Sphindidae is a family of beetles, in the suborder Polyphaga. They are called slime mold beetles due to their exclusive feeding on slime molds during adult and larval stages, other aspects of their life history are obscure. Palaeontological discoveries since 2015 have added to the geologic history of Sphindidae, including the discovery of Libanopsis, placed in the extinct subfamily Libanopsinae.

==Genera==
Eight living genera are placed in Sphindidae:
- Aspidiphorus Latreille, 1829
- Carinisphindus McHugh, 1900
- Eurysphindus LeConte, 1878
- Genisphindus McHugh, 1993
- Odontosphindus LeConte, 1878
- Protosphindus Sen Gupta and Crowson, 1979
- Sphindiphorus Sen Gupta and Crowson, 1979
- Sphindus Megerle in Dejean, 1821 (cryptic slime mold beetles)

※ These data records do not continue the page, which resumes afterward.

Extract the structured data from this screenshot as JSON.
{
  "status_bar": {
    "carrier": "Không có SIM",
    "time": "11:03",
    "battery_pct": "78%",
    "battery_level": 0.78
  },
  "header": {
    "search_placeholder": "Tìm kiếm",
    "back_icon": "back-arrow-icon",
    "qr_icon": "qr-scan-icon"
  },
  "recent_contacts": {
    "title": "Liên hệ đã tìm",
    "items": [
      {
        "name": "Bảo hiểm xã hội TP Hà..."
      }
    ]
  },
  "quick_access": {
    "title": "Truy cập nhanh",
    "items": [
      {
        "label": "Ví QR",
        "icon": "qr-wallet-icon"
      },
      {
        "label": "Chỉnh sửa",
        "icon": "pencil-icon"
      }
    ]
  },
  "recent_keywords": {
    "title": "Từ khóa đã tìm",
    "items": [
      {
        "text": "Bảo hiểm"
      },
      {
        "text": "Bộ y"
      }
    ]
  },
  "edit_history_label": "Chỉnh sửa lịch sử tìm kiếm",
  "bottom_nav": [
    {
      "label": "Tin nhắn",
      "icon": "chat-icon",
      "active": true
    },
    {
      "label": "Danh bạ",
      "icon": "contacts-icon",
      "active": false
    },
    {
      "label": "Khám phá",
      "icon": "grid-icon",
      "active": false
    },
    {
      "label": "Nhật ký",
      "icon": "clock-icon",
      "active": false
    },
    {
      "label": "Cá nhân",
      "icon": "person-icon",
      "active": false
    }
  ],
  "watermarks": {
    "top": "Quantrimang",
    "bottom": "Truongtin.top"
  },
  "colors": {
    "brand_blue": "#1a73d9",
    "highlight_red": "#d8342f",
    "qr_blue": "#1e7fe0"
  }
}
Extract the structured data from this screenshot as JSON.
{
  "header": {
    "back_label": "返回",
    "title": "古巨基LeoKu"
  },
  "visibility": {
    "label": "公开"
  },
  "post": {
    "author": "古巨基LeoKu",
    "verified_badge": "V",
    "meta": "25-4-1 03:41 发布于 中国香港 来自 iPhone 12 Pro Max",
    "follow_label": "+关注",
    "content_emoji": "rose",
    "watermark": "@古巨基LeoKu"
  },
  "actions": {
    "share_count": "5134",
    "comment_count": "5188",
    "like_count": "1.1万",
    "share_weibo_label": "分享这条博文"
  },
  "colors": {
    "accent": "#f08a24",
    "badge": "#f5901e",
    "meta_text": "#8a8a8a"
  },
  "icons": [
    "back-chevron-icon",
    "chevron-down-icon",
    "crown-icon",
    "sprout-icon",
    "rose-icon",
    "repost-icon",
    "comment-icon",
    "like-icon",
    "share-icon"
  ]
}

- Trematosphindus Li & Cai, 2021, Burmese amber, Myanmar, and Taimyr amber, Russia; Late Cretaceous (Cenomanian)
- Burmops Kirejtshuk et al. 2019 Burmese amber, Myanmar, Late Cretaceous (Cenomanian)

Additionally the extinct subfamily Libanopsinae contains the genus Libanopsis encompassing five species from Cretaceous Lebanese amber.